Mitchell Starc enters the 100 club
PL on Starc becoming only the second Australian quick after McGrath to make the milestone
"Oh please, don't sell me out"
Said the man with the hammer hammering the anvil
"I've been walking on the road of rocks
I keep on hammering, keep on hammering
Keep on hammering, hammering the anvil
Hammer Song, Sensational Alex Harvey
Mitchell Starc will play his 100th Test match this week, at Sabina Park, Kingston, home ground for bowling greats Courtney Walsh and Michael Holding, both of whom have an end named after them.

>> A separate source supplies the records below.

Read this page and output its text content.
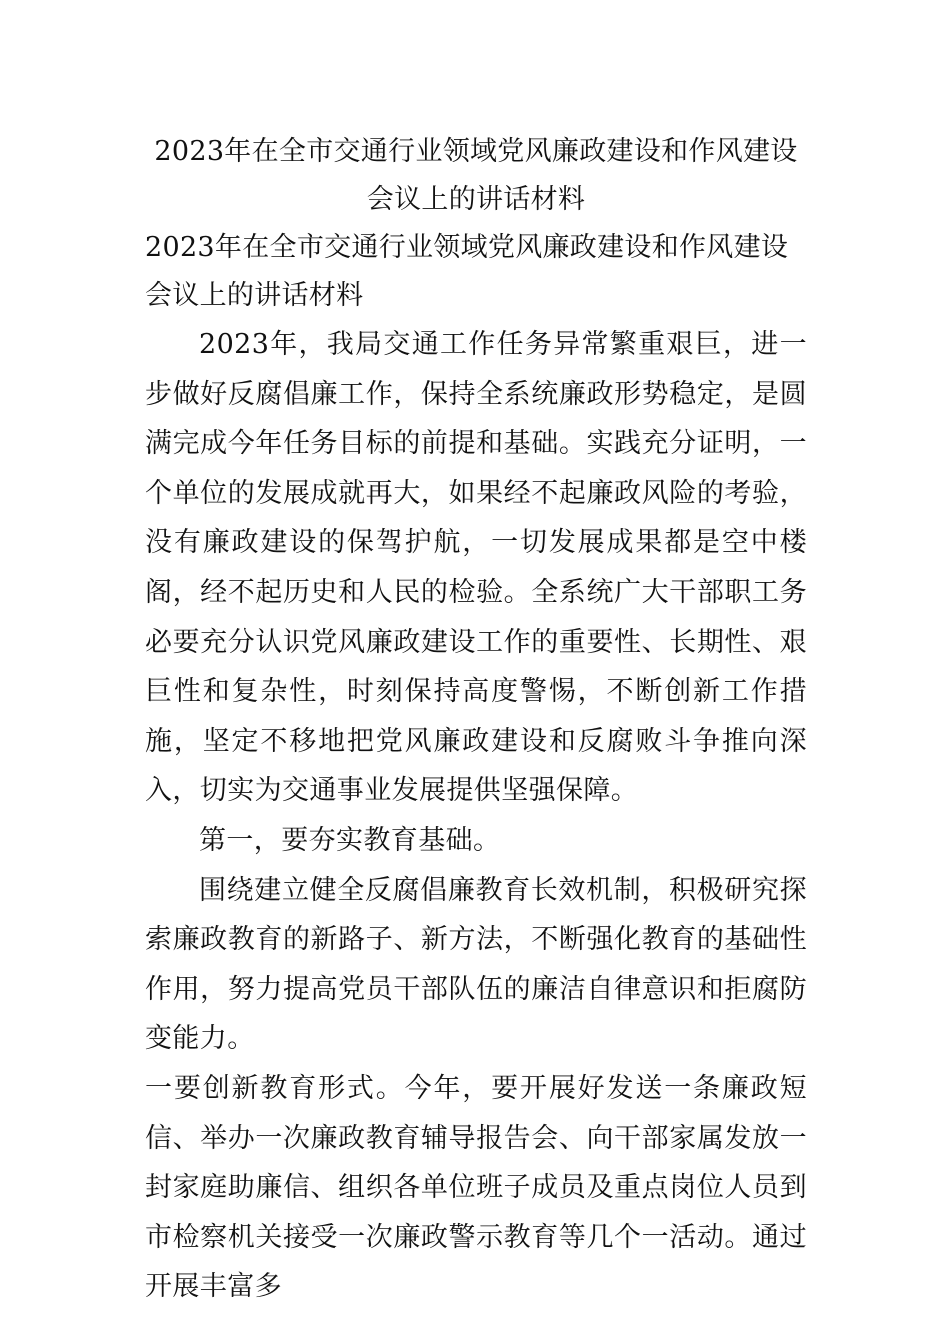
2023年在全市交通行业领域党风廉政建设和作风建设会议上的讲话材料

2023年在全市交通行业领域党风廉政建设和作风建设会议上的讲话材料

2023年，我局交通工作任务异常繁重艰巨，进一步做好反腐倡廉工作，保持全系统廉政形势稳定，是圆满完成今年任务目标的前提和基础。实践充分证明，一个单位的发展成就再大，如果经不起廉政风险的考验，没有廉政建设的保驾护航，一切发展成果都是空中楼阁，经不起历史和人民的检验。全系统广大干部职工务必要充分认识党风廉政建设工作的重要性、长期性、艰巨性和复杂性，时刻保持高度警惕，不断创新工作措施，坚定不移地把党风廉政建设和反腐败斗争推向深入，切实为交通事业发展提供坚强保障。

第一，要夯实教育基础。

围绕建立健全反腐倡廉教育长效机制，积极研究探索廉政教育的新路子、新方法，不断强化教育的基础性作用，努力提高党员干部队伍的廉洁自律意识和拒腐防变能力。

一要创新教育形式。今年，要开展好发送一条廉政短信、举办一次廉政教育辅导报告会、向干部家属发放一封家庭助廉信、组织各单位班子成员及重点岗位人员到市检察机关接受一次廉政警示教育等几个一活动。通过开展丰富多
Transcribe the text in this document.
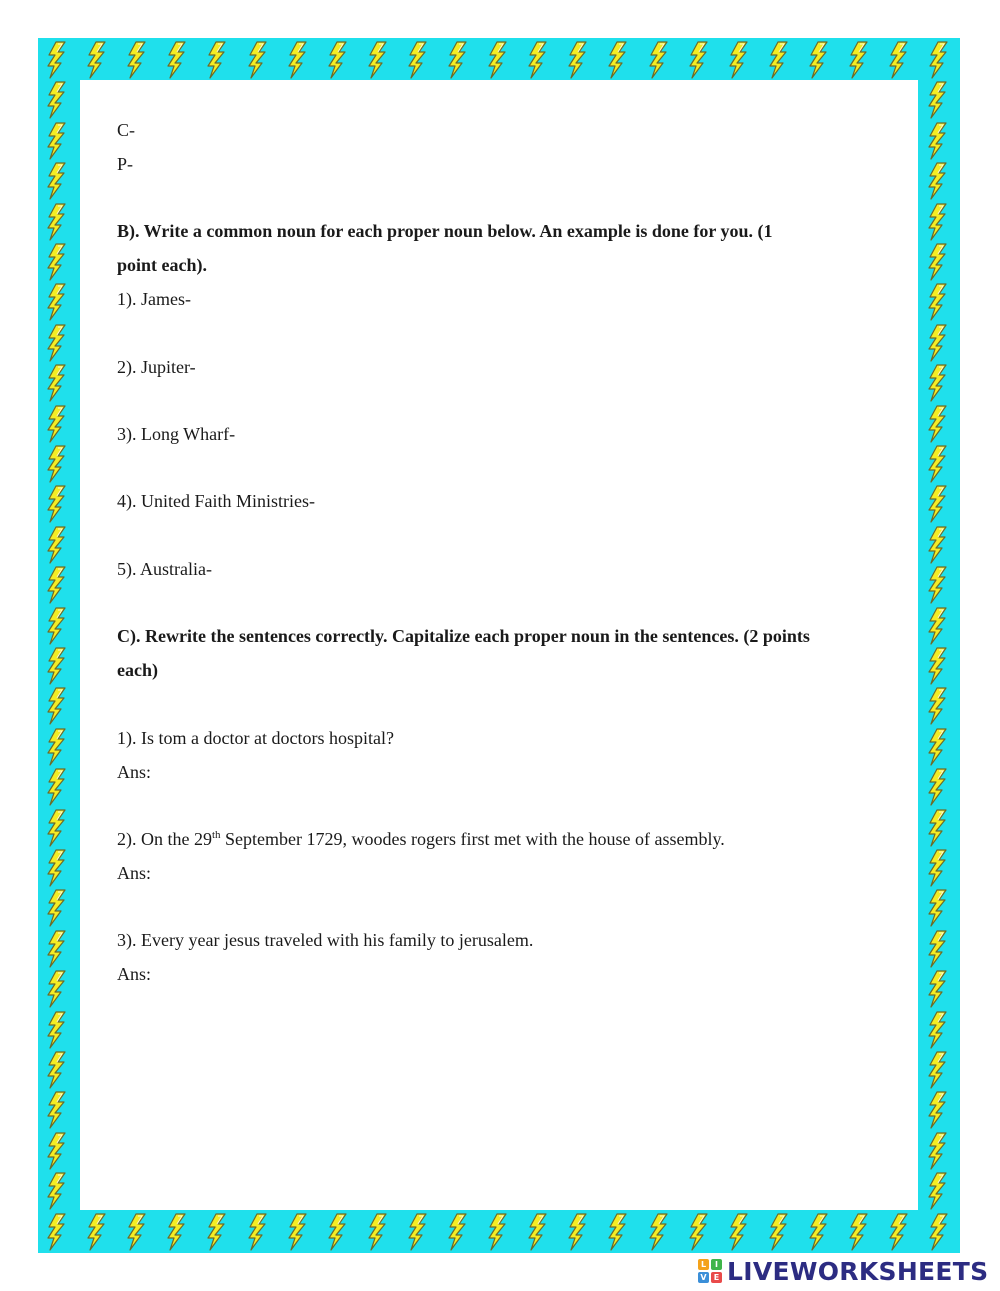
C-
P-
B). Write a common noun for each proper noun below. An example is done for you. (1
point each).
1). James-
2). Jupiter-
3). Long Wharf-
4). United Faith Ministries-
5). Australia-
C). Rewrite the sentences correctly. Capitalize each proper noun in the sentences. (2 points
each)
1). Is tom a doctor at doctors hospital?
Ans:
2). On the 29th September 1729, woodes rogers first met with the house of assembly.
Ans:
3). Every year jesus traveled with his family to jerusalem.
Ans:
L	I
V E LIVEWORKSHEETS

The Australian great has, despite opening the bowling for his country for much of the last decade, somewhat slipped under the radar on his way here to the place where he must surely be mentioned among the game’s greats. Very few have managed to be so consistently excellent across all three formats or have managed such a career in Test match cricket.
He’s crept up on us a bit. Perhaps it’s by design.
Shy to a fault, he’s happy to be playing the match as far from the spotlight as possible, but even with just a handful of reporters on hand to mark the moment, he’s keen to deflect the attention away. He says it’s “poetic” that he should bring up the milestone playing in a pink ball match. That’s one way of putting it. Few have been more critical of the pink variety, although his early mentor and namesake, Mitchell Johnson, did famously make the decision to throw in the towel on a flat track in Perth because worse was to follow: the day-night match in Adelaide.
Starc and Johnson share an old-school irascibility. Bowling is hard work; they’d rather just get on with it and not be bothered. It’s something you do, not something you talk about. They’re not for complaining about their lot.